Butler suspected that Senator Joseph S. Fowler as having been bribed for his vote against impeachment. Seven congressmen gave a statement that, in January 1868, Fowler had demanded the impeachment of Johnson. He also suspected John B. Henderson, who had promised to vote to convict on the eleventh article four days before he voted to acquit on it. He also suspected Enmund Ross.

There is historical evidence that Perry Fuller had bribed Senator Ross. However, Butler never managed to prove this act of bribery. Fuller admitted that, at the authority of Edmund Cooper, he had offered $40,000 to Senator Samuel C. Pomeroy's brother-in-law Willis Gaylord. In late-May 1868, amid the investigation, he acknowledged having paid for the outstanding expense of the home mortgage of James Legate. It appears that Legate had also given Fuller his records of the bribery scheme, and that Fuller had burned them. Historical evidence shows that Fuller had admitted to doing so in hopes of, "drying up the investigation".
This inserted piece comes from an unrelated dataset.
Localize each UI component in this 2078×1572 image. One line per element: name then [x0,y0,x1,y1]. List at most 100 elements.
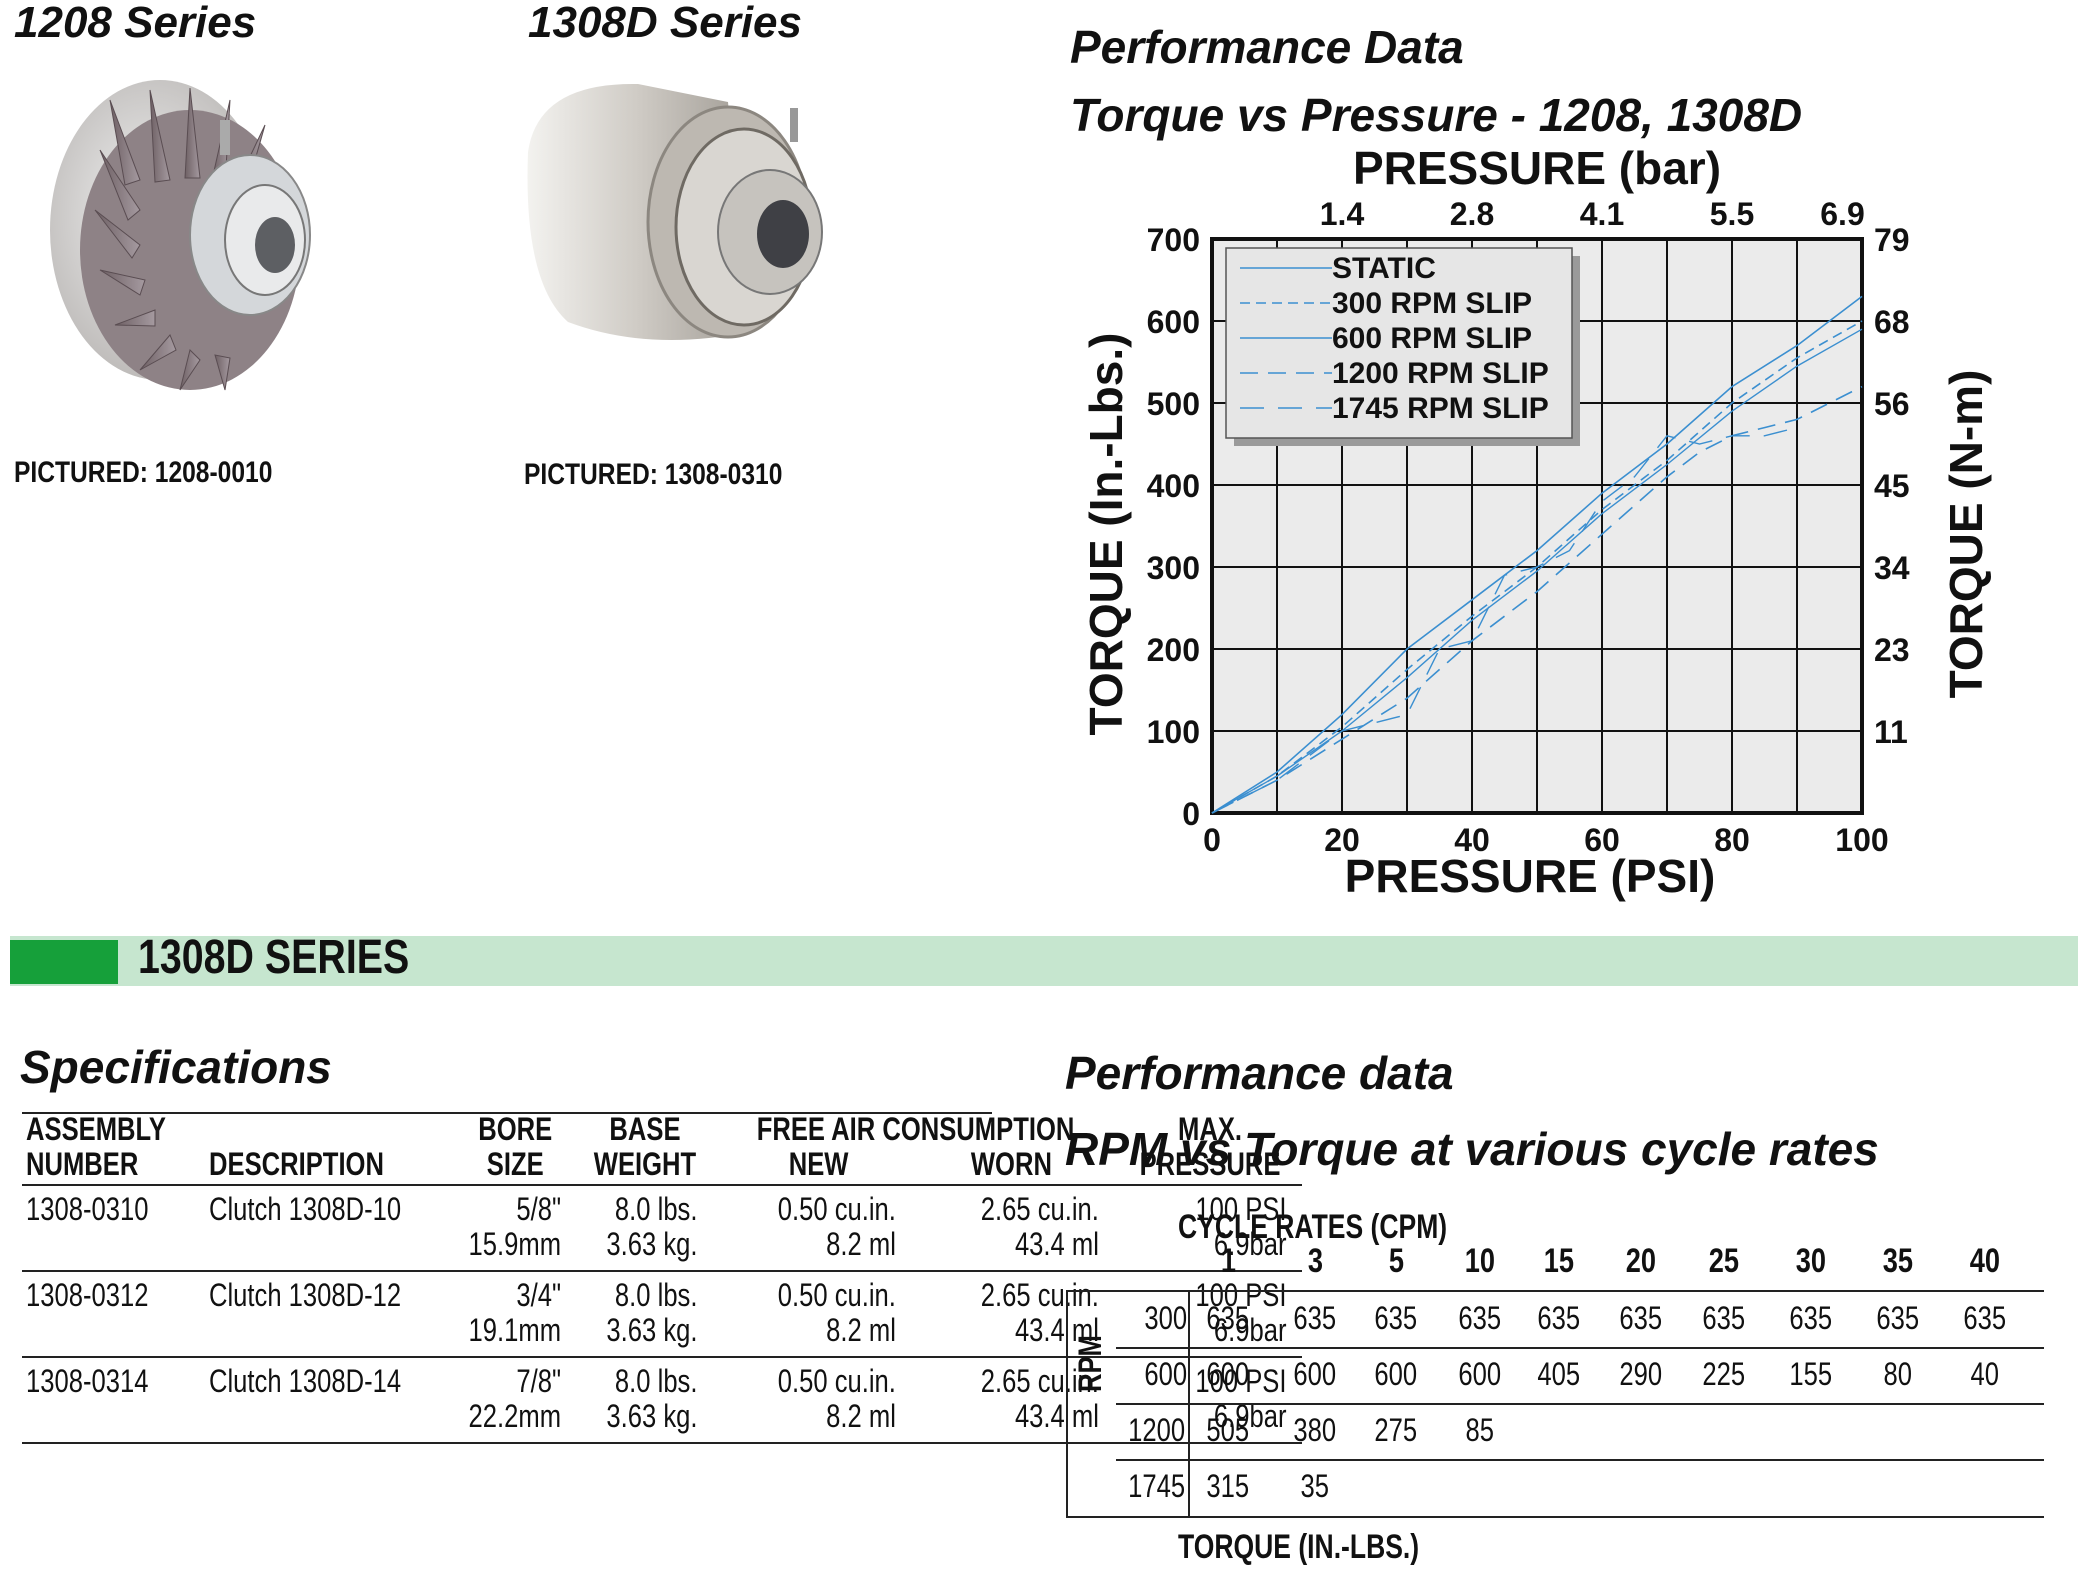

==Publication of final report==
Being unable to definitively prove that bribery took place, Butler wrote a final report on the evidence found and testimony taken by the impeachment managers in their investigation. Butler rushedly published the final report of the investigation on July 3, 1868. He hoped that this would hurt Johnson's prospects at the Democratic Party's presidential nomination at the 1868 Democratic National Convention held in New York City the following week. Senators suspected of selling their acquittal votes attacked the report on the Senate floor. Ross attacked what he called Butler's, "well-known groveling instincts and proness to slime and uncleanness".

==Aftermath==
Eighteen months after the end of the trial, journalist Henry V. Boynton published an investigative news report that sought to tie up loose ends in Butler's investigation. He identified three different alleged bribery schemes. Boynton was unhappy with Butler's handling of the impeachment managers' investigation, believing his pursuit of Woolley had been to the detriment of pursuing other guilty parties. He was also angered by Butler's failure to publish important testimony from the investigation. Cornelius Wendell gave a news interview that confirmed aspects of Boynton's reporting, and which accused Perry Fuller of offering Senator Ross several thousand dollars to influence his vote. Fuller denied this.

Few transcripts of testimony from the investigation survive.